LA RETE A fronte di questi dati generali Caritas nel 2023 ha aiutato 269689 persone, un’attività resa possibile dal fondamentale sostegno dello “8 per mille”. Queste sono state accolte nei 3124 Centri di ascolto presenti sul territorio nazionale, ma non rappresentano il totale di chi è stato aiutato, perché nel Rapporto non sono registrati gli interventi delle Caritas parrocchiali e di altri servizi. La crescita dei soggetti che si sono rivolti a Caritas è stata del 5.4%, di questi il 57% è straniero (nel Nord-Ovest si arriva al 62.9%) e il 59% era già seguito negli anni precedenti, tanto che «accanto alle nuove povertà preoccupano e sollecitano anche le povertà di ritorno […] per questo si parla spesso di povertà intermittenti» e la Caritas di Potenza ha usato l’espressione «sabbie mobili». In Italia «ai poveri è negato il diritto di aspirare» cosicché la povertà non incide solo sulle condizioni materiali, ma anche su comportamento e aspettative, richiedendo un dispendio cognitivo per occuparsi delle esigenze quotidiane che mina la capacità di pianificare e la possibilità di costruire. Non è un caso che alla povertà economica si sommino quella educativa e sanitaria; difficile pensare a percorsi scolastici vincenti per un bambino che si trova in una famiglia che non può comprare i pannolini o rivolgersi al pediatra (una su sette di quante si rivolgono a Caritas), così come è arduo pensare alla salute se il 7.6% della popolazione rinuncia alle visite (dato Istat 2023) e 427mila persone per avere dei farmaci hanno dovuto chiederli alle realtà assistenziali (dato Banco farmaceutico).
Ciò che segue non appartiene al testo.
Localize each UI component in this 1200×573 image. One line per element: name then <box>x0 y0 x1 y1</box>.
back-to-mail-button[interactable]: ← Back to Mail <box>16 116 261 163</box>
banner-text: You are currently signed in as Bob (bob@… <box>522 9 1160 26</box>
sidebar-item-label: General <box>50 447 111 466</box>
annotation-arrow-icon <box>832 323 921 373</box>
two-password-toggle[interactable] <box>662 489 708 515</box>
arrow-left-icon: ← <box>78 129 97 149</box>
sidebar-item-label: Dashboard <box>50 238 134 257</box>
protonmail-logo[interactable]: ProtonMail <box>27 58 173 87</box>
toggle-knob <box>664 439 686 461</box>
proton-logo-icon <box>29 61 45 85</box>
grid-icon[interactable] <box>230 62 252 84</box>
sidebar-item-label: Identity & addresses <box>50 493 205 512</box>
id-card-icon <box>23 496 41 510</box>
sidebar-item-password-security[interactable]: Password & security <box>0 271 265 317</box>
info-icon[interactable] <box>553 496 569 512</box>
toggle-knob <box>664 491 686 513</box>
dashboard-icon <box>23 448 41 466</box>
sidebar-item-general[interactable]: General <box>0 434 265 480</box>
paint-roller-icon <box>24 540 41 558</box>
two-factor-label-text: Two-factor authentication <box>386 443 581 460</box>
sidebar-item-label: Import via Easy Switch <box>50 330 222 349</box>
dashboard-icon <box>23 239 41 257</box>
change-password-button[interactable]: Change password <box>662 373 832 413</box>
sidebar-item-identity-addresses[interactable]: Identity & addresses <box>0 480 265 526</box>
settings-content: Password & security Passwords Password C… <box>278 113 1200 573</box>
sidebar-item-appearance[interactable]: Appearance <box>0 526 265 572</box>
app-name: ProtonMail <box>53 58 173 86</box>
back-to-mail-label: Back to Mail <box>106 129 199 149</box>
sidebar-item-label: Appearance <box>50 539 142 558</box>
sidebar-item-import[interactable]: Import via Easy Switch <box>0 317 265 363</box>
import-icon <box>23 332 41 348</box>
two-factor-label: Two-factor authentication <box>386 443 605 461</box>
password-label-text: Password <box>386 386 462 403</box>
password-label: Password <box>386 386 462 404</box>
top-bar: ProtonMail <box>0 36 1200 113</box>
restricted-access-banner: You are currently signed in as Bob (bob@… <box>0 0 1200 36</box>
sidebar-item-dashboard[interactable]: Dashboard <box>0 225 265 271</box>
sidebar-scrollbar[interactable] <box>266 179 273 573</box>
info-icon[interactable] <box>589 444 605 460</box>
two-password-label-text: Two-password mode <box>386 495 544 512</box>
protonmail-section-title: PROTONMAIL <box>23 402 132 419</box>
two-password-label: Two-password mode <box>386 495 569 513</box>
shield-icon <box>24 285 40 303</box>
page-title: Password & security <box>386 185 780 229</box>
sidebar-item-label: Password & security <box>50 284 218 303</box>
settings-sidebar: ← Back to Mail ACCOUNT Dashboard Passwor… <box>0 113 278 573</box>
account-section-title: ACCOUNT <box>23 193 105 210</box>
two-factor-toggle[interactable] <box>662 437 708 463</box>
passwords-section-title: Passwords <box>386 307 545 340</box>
FILI Se le crepe sono evidenti e l’Italia in Ue è tra i Paesi «in cui la trasmissione intergenerazionale delle condizioni di vita sfavorevoli è tra le più intense», al punto che il 34% dei 25-59enni a rischio povertà è stato ragazzo in una famiglia povera, valore superato solo da Bulgaria e Romania, i fili d’erba a cui fa riferimento il Rapporto dove sono? Per don Pagniello «in questo contesto, i cristiani in particolare – come ricordava don Tonino Bello – non possono limitarsi a sperare, ma appartiene a loro il compito di dare gambe e “organizzare la speranza”. Si tratta, dunque, di un percorso da fare insieme, come Chiesa, e Chiesa sinodale, in relazione».